Kasus Aksi Cepat Tanggap (ACT) yang menghebohkan Indonesia melupakan mega skandal Pendeta Gereja Bethany Surabaya diduga gelapkan dana jemaat Rp 4,7 Triliun
“Kasus ACT konflik internal dibawa ke publik dan persaingan dua kelompok. mega skandal Pendeta Gereja Bethany Surabaya gelapkan dana jemaat Rp 4,7 Triliun harusnya lebih heboh,” kata pengamat seniman politik Mustari atau biasa dipanggil Si Bangsat Kalem (SBK) kepada redaksi www.suaranasional.com, Rabu (6/7/2022).
Menurut SBK, kasus ACT berawal konflik internal dan mencuat ke publik. “Dan kasus ini dimanfaatkan berbagai pihak termasuk menghajar Anies Baswedan,” ungkapnya.
Kata SBK, adanya ketidakadilan ketika membandingkan kasus ACT dengan dugaan penggelapan dana jemaat gereja di Surabaya Rp 4,7 Triliun.
“Pihak kepolisian pun tidak menutup ijin gerejanya termasuk memblokir rekening. Hal ini berbeda dengan ACT yang langsung diblokir rekening dan ijinnya dicabut,” papar SBK.
Sebelumnya, Kementerian Sosial mencabut izin Penyelenggaraan Pengumpulan Uang dan Barang (PUB) oleh Yayasan Aksi Cepat Tanggap (ACT) Tahun 2022. Pencabutan izin tersebut menyusul adanya dugaan pelanggaran peraturan yang dilakukan oleh pihak Yayasan ACT.
Pencabutan izin ACT itu tertuang dalam Keputusan Menteri Sosial Republik Indonesia Nomor 133/HUK/2022 tanggal 5 Juli 2022 tentang Pencabutan Izin Penyelenggaraan Pengumpulan Sumbangan Kepada Yayasan Aksi Cepat Tanggap di Jakarta Selatan yang ditandatangani oleh Menteri Sosial Ad Interim Muhadjir Effendi, 5 Juli 2022.
Dalam keputusan tersebut, izin pengambilan dana dan barang oleh ACT dicabut karena pertimbangan adanya indikasi pelanggaran terhadap Peraturan Pemerintah Nomor 29 Tahun 1980.

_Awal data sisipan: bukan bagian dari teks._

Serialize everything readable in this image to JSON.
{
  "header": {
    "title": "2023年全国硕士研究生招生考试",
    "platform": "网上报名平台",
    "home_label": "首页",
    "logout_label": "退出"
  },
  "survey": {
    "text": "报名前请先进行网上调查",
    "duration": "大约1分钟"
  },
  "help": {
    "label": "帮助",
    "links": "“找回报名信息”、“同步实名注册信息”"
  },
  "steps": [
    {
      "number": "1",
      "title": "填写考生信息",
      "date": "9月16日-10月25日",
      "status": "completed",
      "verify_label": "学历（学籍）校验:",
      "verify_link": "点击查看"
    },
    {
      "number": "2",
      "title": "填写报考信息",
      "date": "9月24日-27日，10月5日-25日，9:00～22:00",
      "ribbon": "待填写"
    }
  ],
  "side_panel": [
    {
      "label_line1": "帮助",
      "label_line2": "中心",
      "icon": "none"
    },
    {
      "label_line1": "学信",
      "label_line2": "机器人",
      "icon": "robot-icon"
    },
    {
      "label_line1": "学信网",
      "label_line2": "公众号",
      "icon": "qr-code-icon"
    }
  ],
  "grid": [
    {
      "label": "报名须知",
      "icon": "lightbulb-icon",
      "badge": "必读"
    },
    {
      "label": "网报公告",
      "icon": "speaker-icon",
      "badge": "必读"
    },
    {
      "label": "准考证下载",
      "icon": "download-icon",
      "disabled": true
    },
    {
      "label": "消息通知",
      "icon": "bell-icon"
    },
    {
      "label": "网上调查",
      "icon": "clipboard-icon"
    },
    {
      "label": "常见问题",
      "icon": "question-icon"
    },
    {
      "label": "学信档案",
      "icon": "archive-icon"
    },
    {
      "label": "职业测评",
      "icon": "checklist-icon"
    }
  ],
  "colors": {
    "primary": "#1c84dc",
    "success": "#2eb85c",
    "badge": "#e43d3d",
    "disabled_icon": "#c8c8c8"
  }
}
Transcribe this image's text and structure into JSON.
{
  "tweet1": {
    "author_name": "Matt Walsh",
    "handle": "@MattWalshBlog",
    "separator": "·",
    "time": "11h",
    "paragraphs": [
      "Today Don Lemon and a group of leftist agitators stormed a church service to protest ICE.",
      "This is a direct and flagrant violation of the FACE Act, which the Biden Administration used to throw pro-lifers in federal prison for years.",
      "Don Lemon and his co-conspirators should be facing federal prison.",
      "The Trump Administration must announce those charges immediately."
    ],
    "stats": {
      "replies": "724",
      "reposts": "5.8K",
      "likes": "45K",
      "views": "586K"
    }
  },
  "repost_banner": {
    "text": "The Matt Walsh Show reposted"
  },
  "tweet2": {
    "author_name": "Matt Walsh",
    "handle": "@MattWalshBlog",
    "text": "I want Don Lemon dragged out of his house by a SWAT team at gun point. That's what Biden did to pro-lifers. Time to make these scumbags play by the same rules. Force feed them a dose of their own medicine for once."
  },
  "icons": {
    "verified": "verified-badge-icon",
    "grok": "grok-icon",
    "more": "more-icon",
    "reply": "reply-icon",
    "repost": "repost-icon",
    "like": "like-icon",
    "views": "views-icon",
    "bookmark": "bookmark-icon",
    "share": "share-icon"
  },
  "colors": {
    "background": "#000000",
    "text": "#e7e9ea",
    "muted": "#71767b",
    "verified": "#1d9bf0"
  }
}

Berdasarkan ketentuan Pasal 6 ayat (1) Peraturan Pemerintah Nomor 29 Tahun 1980 tentang Pelaksanaan Pengumpulan Sumbangan berbunyi “Pembiayaan usaha pengumpulan sumbangan sebanyak-banyaknya 10% (sepuluh persen) dari hasil pengumpulan sumbangan yang bersangkutan”.